Proof that every number ≥ $8$ can be represented by a sum of fives and threes.

Proof by induction.
For the base case $n=8$ we have $8=5+3$.
Suppose that the statement holds for $k$ where $k\gt 8$. We show that it holds for $k+1$.

There are two cases.

1) $k$ has a $5$ as a summand in its representation.

2) $k$ has no $5$ as a summand in its representation.

For case 1, we delete "that $5$" in the sum representation of $k$ and replace it by two "$3$"s ! This proves the statement for $k+1$.

For case 2, since $k\gt 8$, then $k$ has at least three "$3$"s in its sum representation. We remove these three $3$'s and replace them by two fives!

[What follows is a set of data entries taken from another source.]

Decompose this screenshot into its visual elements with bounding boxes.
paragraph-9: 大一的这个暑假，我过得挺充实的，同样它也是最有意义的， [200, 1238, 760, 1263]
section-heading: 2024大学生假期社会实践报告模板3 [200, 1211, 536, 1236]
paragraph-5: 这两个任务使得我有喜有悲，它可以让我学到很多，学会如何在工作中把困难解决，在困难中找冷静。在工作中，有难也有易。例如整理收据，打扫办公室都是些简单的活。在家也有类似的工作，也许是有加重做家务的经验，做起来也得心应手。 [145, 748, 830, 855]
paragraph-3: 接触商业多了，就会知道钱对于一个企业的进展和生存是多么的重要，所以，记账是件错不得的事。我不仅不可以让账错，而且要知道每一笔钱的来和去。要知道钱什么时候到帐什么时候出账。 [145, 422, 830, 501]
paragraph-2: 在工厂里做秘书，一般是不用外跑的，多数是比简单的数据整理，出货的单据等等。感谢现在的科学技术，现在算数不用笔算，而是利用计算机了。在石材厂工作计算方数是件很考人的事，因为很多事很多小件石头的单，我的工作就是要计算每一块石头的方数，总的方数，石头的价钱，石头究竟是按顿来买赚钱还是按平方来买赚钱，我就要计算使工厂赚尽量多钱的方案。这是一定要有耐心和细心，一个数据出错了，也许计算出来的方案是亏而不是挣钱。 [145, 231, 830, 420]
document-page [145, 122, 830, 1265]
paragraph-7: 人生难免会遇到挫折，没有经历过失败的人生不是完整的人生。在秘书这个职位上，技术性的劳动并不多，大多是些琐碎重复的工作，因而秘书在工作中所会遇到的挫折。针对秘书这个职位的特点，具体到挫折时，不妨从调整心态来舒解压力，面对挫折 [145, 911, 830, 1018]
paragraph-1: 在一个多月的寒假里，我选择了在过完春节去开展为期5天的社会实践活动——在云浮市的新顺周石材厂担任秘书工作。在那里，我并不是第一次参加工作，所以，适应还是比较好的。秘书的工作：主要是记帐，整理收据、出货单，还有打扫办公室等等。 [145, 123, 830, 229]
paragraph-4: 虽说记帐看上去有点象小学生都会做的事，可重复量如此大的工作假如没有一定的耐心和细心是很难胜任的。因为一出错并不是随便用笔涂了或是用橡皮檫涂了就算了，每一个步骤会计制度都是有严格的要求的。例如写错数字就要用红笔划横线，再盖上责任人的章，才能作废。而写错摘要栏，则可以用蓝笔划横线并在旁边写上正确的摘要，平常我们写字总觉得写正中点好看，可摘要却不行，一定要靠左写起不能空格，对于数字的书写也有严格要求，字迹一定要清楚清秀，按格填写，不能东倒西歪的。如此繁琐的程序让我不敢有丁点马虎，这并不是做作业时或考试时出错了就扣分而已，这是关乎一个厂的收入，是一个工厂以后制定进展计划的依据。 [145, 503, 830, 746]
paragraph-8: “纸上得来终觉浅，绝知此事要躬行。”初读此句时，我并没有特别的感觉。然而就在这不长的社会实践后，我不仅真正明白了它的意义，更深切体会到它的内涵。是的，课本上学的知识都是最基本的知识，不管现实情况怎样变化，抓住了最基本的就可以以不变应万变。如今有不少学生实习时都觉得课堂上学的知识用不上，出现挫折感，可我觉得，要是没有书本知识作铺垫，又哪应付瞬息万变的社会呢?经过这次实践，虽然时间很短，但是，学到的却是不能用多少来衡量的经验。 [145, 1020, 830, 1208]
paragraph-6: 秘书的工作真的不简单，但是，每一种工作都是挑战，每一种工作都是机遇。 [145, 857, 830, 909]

We obtain a sum representation for $k+1$. This completes the proof.

You are almost done, actually you can prove it even without induction:

If $\forall x \ge 8$ and you must prove that $x \in \mathbb{N} \land x = 5a + 3b$

Let $x_1$ be 8 and consider your base cases:

$x_1 = 8 = 3 ⋅ 1 + 5 ⋅ 1$

$x_2 = 9 = 3⋅3 + 5 ⋅ 0$

$x_3 = 10 = 3⋅0 +5⋅2$

This is true for the first 3 $n$ (1, 2 and 3) of $x_n$.

Now, consider the following:

$x_4 = 11 = x_1 + 3$

$x_5 = 12 = x_2 + 3$

$x_6 = 13 = x_3 + 3$

$x_7 = 14 = x_4 + 3$

$x_8 = 15 = x_5 + 3$

$...$

$x_n = x_{n-3} + 3 \,\,\,\,\,\,\forall n \gt 3$

As you can see from the pattern, it's obvious that you are summing only multiples of 3 basing on your previous results (which were also sums of multiples of threes and multiples of fives).

And you may also note that as soon as you sum 5 threes ($3+3+3+3+3 = 15 = 3⋅5$) you can safely replace them with 3 fives ($5 + 5 + 5 = 15 = 3⋅5$)

The previous equation leads to a recurrence relation and you can say with certainty that your statement is true $\forall x \ge 8$